Unfortunately, this may prove far more difficult than many appreciate.  For in a worldview steeped in god-belief, what rational grounds exist to reject the practices of these Christian parents?  Most religions, including the various Christianities, tell us the will and plan of their god is inscrutable, mysterious, unknowable.  Moreover, their holy books and deities promise supernatural healing miracles by uttering a few fervent words.  Consequently, how can a theist gainsay the defense put forward by these parents?

“I do not regret trusting truly in the Lord for my daughter’s health.”

“I am guilty of trusting my Lord’s wisdom completely. . . . Guilty of asking for heavenly intervention. Guilty of following Jesus Christ when the whole world does not understand. Guilty of obeying my God.”

One of the judges, a theist, “reminded” one of the parents during sentencing, “God probably works through other people, some of them doctors.”  But how could this judge possibly know what the Christian god “probably” does?  The more reasonable assumption, based on a biblical worldview, is that Yahweh probably wanted the children dead, otherwise it would have supernaturally cured the children of their illnesses as a result of their parents’ supplications.  And if that’s what probably Yahweh wanted, who is any human to judge or condemn the parents?  Could that be what’s really underlying the travesty of these laughable sentences?
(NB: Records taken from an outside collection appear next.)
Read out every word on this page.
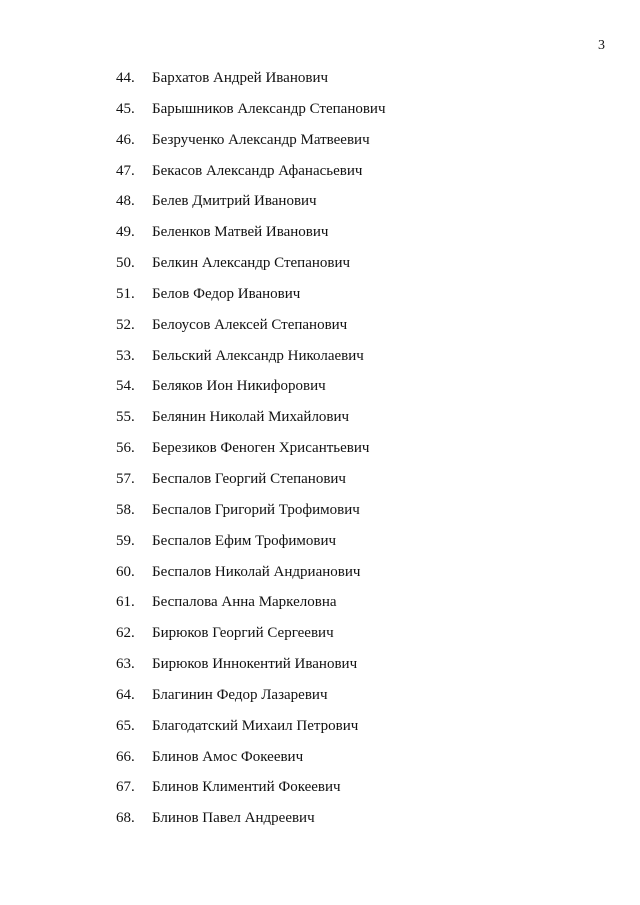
3
44. Бархатов Андрей Иванович
45. Барышников Александр Степанович
46. Безрученко Александр Матвеевич
47. Бекасов Александр Афанасьевич
48. Белев Дмитрий Иванович
49. Беленков Матвей Иванович
50. Белкин Александр Степанович
51. Белов Федор Иванович
52. Белоусов Алексей Степанович
53. Бельский Александр Николаевич
54. Беляков Ион Никифорович
55. Белянин Николай Михайлович
56. Березиков Феноген Хрисантьевич
57. Беспалов Георгий Степанович
58. Беспалов Григорий Трофимович
59. Беспалов Ефим Трофимович
60. Беспалов Николай Андрианович
61. Беспалова Анна Маркеловна
62. Бирюков Георгий Сергеевич
63. Бирюков Иннокентий Иванович
64. Благинин Федор Лазаревич
65. Благодатский Михаил Петрович
66. Блинов Амос Фокеевич
67. Блинов Климентий Фокеевич
68. Блинов Павел Андреевич
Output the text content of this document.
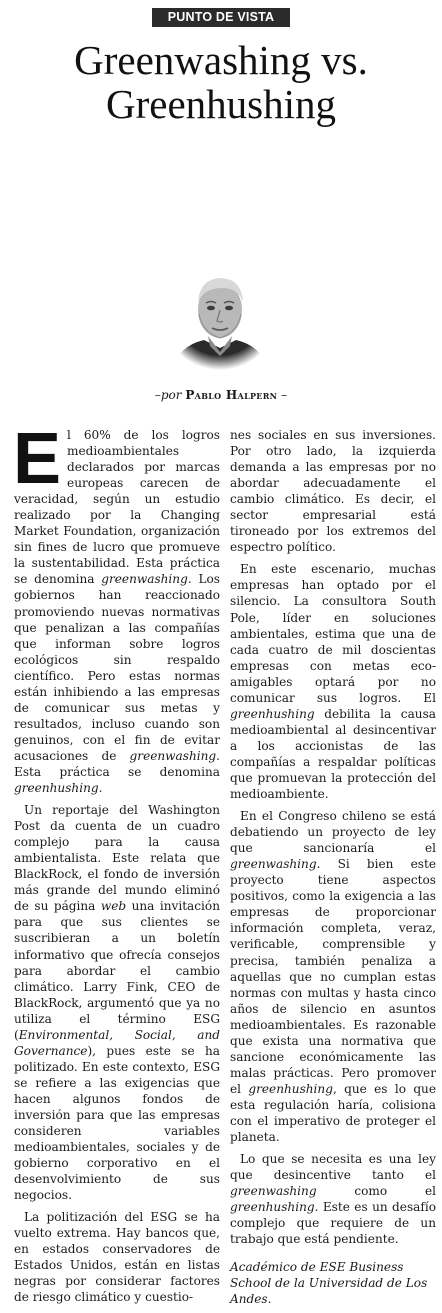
PUNTO DE VISTA
Greenwashing vs.
Greenhushing
–por Pablo Halpern –

E l 60% de los logros medioambientales declarados por marcas europeas carecen de veracidad, según un estudio realizado por la Changing Market Foundation, organización sin fines de lucro que promueve la sustentabilidad. Esta práctica se denomina greenwashing. Los gobiernos han reaccionado promoviendo nuevas normativas que penalizan a las compañías que informan sobre logros ecológicos sin respaldo científico. Pero estas normas están inhibiendo a las empresas de comunicar sus metas y resultados, incluso cuando son genuinos, con el fin de evitar acusaciones de greenwashing. Esta práctica se denomina greenhushing.

Un reportaje del Washington Post da cuenta de un cuadro complejo para la causa ambientalista. Este relata que BlackRock, el fondo de inversión más grande del mundo eliminó de su página web una invitación para que sus clientes se suscribieran a un boletín informativo que ofrecía consejos para abordar el cambio climático. Larry Fink, CEO de BlackRock, argumentó que ya no utiliza el término ESG (Environmental, Social, and Governance), pues este se ha politizado. En este contexto, ESG se refiere a las exigencias que hacen algunos fondos de inversión para que las empresas consideren variables medioambientales, sociales y de gobierno corporativo en el desenvolvimiento de sus negocios.

La politización del ESG se ha vuelto extrema. Hay bancos que, en estados conservadores de Estados Unidos, están en listas negras por considerar factores de riesgo climático y cuestio-

nes sociales en sus inversiones. Por otro lado, la izquierda demanda a las empresas por no abordar adecuadamente el cambio climático. Es decir, el sector empresarial está tironeado por los extremos del espectro político.

En este escenario, muchas empresas han optado por el silencio. La consultora South Pole, líder en soluciones ambientales, estima que una de cada cuatro de mil doscientas empresas con metas eco-amigables optará por no comunicar sus logros. El greenhushing debilita la causa medioambiental al desincentivar a los accionistas de las compañías a respaldar políticas que promuevan la protección del medioambiente.

En el Congreso chileno se está debatiendo un proyecto de ley que sancionaría el greenwashing. Si bien este proyecto tiene aspectos positivos, como la exigencia a las empresas de proporcionar información completa, veraz, verificable, comprensible y precisa, también penaliza a aquellas que no cumplan estas normas con multas y hasta cinco años de silencio en asuntos medioambientales. Es razonable que exista una normativa que sancione económicamente las malas prácticas. Pero promover el greenhushing, que es lo que esta regulación haría, colisiona con el imperativo de proteger el planeta.

Lo que se necesita es una ley que desincentive tanto el greenwashing como el greenhushing. Este es un desafío complejo que requiere de un trabajo que está pendiente.

Académico de ESE Business School de la Universidad de Los Andes.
And ask yourself this.  What’s to prevent neglectful parents from utilizing the theist defense any time a child is injured or dies?  “But Your Honor, I had prepared the proper offering to Hestia to care and feed my 2 year old while I was gone on vacation.  If I’m guilty of his death, I’m guilty of asking for heavenly intervention.  Guilty of following the gods atop Mt. Olympus when the whole world does not understand.  Guilty of obeying Zeus.”  Where does it end?

Religious belief is an acid on the rule of law.  If judges and legislators cannot separate such belief from their official duties, they’re simply unqualified.

P.S. I realize it’s been a few months since my last blog entry. I’ve been reading (slowly imbibing is probably more accurate) David Eller’s powerful book, Atheism Advanced.  More than any other recent book, this one has strikingly changed my perspective and understanding of religion.  I believe it’s a must-read for every atheist.  More to come on this wonderful book.